"fast.ai" layers

This notebook defines layers similar to those defined in the Swift for TensorFlow Deep Learning Library, but with some experimental extra features for the fast.ai course.


In [ ]:
%install-location $cwd/swift-install
%install '.package(path: "$cwd/FastaiNotebook_01_matmul")' FastaiNotebook_01_matmul


Installing packages:
	.package(path: "/home/jupyter/notebooks/swift/FastaiNotebook_01_matmul")
		FastaiNotebook_01_matmul
With SwiftPM flags: []
Working in: /tmp/tmp9uv0vajs/swift-install
[1/3] Compiling FastaiNotebook_01_matmul 01_matmul.swift
[2/3] Compiling FastaiNotebook_01_matmul 00_load_data.swift
[3/4] Merging module FastaiNotebook_01_matmul
[4/5] Compiling jupyterInstalledPackages jupyterInstalledPackages.swift
[5/6] Merging module jupyterInstalledPackages
[6/6] Linking libjupyterInstalledPackages.so
Initializing Swift...
Installation complete!

In [ ]:
//export
import Path
import TensorFlow

In [ ]:
import FastaiNotebook_01_matmul

Tensor extensions

All the fastai layers will use kaiming initialization as default, so we write an extension to do this fast.


In [ ]:
// export
public extension Tensor where Scalar: TensorFlowFloatingPoint {
    init(kaimingNormal shape: TensorShape, negativeSlope: Double = 1.0) {
        // Assumes Leaky ReLU nonlinearity
        let gain = Scalar.init(TensorFlow.sqrt(2.0 / (1.0 + TensorFlow.pow(negativeSlope, 2))))
        let spatialDimCount = shape.count - 2
        let receptiveField = shape[0..<spatialDimCount].contiguousSize
        let fanIn = shape[spatialDimCount] * receptiveField
        self.init(randomNormal: shape)
        self *= Tensor<Scalar>(gain/TensorFlow.sqrt(Scalar(fanIn)))
    }
}

We shorten the name of standardDeviation to match numpy/PyTorch since we'll have to write it a lot in the notebooks.


In [ ]:
// export
public extension Tensor where Scalar: TensorFlowFloatingPoint {
    func std() -> Tensor<Scalar> { return standardDeviation() }
    func std(alongAxes a: [Int]) -> Tensor<Scalar> { return standardDeviation(alongAxes: a) }
    func std(alongAxes a: Tensor<Int32>) -> Tensor<Scalar> { return standardDeviation(alongAxes: a) }
    func std(alongAxes a: Int...) -> Tensor<Scalar> { return standardDeviation(alongAxes: a) }
    func std(squeezingAxes a: [Int]) -> Tensor<Scalar> { return standardDeviation(squeezingAxes: a) }
    func std(squeezingAxes a: Tensor<Int32>) -> Tensor<Scalar> { return standardDeviation(squeezingAxes: a) }
    func std(squeezingAxes a: Int...) -> Tensor<Scalar> { return standardDeviation(squeezingAxes: a) }
}

Introducing Protocols

Just like PyTorch, the S4TF base library provides a standard layer type.
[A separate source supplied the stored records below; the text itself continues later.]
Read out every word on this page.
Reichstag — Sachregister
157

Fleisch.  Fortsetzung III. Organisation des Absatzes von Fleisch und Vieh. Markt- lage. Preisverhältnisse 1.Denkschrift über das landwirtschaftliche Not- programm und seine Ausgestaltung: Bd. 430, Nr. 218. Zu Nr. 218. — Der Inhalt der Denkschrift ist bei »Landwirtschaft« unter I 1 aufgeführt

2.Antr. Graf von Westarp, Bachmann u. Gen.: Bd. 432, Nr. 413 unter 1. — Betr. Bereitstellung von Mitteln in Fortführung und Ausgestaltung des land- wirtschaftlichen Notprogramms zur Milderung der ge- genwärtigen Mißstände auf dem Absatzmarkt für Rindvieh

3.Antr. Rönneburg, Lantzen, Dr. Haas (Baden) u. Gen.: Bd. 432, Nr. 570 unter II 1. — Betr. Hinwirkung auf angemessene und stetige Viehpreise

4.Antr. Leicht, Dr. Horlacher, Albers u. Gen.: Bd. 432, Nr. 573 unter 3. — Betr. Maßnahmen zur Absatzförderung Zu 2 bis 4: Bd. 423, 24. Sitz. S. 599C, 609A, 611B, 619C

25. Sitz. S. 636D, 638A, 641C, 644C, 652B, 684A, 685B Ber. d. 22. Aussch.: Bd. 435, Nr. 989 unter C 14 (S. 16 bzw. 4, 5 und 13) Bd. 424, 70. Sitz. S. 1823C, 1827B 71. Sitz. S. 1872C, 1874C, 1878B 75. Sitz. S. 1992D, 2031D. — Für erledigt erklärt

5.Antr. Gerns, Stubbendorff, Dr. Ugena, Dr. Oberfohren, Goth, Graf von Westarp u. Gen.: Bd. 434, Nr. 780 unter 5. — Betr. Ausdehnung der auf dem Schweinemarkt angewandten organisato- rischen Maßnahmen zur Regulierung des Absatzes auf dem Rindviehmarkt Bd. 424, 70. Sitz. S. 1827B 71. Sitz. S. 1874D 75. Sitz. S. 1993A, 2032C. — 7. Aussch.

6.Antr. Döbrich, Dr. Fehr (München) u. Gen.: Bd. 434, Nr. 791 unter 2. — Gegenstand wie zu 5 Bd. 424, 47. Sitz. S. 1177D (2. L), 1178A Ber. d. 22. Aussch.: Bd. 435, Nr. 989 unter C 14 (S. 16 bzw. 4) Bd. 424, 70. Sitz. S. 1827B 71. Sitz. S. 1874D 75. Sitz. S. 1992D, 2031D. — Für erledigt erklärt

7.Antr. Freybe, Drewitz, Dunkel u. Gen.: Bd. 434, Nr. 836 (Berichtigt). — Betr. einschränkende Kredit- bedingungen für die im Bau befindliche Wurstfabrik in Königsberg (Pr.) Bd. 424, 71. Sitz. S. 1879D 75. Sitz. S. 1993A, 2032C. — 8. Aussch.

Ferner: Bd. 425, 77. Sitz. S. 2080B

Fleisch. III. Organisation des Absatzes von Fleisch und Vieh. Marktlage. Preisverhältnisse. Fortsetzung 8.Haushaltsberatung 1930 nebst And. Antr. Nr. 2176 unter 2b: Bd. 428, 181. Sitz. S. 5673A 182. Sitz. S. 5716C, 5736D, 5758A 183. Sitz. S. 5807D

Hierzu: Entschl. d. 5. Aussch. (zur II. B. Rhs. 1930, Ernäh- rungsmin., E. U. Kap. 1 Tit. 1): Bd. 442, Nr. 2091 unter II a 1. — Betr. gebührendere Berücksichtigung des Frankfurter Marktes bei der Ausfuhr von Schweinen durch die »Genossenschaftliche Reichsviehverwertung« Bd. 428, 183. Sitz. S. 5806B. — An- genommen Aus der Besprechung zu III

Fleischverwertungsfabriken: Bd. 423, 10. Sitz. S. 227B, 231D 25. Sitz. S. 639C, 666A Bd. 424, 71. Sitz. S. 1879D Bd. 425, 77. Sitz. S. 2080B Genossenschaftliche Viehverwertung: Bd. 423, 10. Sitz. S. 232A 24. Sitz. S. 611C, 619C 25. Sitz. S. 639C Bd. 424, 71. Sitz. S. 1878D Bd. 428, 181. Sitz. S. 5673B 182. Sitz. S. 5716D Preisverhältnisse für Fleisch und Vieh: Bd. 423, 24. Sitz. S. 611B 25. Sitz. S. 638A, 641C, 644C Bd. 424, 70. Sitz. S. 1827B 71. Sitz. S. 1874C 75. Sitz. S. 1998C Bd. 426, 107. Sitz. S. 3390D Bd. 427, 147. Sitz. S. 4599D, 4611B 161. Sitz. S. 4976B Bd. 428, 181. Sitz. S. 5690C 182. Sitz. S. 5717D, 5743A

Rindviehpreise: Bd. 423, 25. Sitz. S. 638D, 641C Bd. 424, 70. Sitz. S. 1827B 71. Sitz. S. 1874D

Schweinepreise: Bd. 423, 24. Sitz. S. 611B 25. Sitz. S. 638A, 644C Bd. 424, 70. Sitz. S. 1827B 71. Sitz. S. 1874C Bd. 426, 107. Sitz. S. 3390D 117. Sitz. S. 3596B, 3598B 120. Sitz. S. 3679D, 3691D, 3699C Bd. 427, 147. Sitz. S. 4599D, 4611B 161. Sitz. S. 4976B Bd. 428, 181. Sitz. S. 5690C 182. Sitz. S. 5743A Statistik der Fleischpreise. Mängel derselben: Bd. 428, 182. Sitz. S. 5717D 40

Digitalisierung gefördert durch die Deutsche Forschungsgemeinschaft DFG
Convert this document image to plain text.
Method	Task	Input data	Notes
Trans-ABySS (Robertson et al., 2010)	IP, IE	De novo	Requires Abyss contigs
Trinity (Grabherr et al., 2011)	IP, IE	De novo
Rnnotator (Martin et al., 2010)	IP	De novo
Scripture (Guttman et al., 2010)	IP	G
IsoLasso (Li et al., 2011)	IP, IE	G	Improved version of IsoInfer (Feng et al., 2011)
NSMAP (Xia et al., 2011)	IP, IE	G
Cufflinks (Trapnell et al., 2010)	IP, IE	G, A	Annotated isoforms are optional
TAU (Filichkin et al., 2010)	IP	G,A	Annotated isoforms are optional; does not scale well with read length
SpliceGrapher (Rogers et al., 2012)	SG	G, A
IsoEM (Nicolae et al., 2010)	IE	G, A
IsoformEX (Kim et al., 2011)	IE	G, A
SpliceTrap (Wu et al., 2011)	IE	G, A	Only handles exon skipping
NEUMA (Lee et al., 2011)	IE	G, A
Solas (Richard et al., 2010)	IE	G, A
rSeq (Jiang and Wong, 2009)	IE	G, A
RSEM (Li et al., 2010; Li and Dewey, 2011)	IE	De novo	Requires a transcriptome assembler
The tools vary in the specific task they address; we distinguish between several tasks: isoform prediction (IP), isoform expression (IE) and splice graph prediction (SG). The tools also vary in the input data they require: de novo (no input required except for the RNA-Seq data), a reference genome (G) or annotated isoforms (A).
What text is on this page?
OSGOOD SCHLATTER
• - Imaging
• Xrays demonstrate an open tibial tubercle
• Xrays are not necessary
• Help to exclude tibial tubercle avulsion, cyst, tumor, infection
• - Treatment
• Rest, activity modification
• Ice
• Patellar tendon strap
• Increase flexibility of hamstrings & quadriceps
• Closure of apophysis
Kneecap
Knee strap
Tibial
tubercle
It is defined in the TensorFlow/swift-apis repository on GitHub in Layer.swift and it looks like this:

protocol Layer: Differentiable {
    /// The input type of the layer.
    associatedtype Input: Differentiable
    /// The output type of the layer.
    associatedtype Output: Differentiable

    /// Returns the output obtained from applying the layer to the given input.
    ///
    /// - Parameter input: The input to the layer.
    /// - Returns: The output.
    @differentiable
    func call(_ input: Input) -> Output
}

There is a lot going on here - before we dive into the details of Layers, lets talk about what protocols are:

Slides: Protocols in Swift

Explaining Layer

Let's break down the Layer protocol into its pieces:

protocol Layer: Differentiable {
    ...
}

This declares a protocol named Layer and says that all layers are also Differentiable. Differentiable is a yet-another protocol defined in the Swift standard library.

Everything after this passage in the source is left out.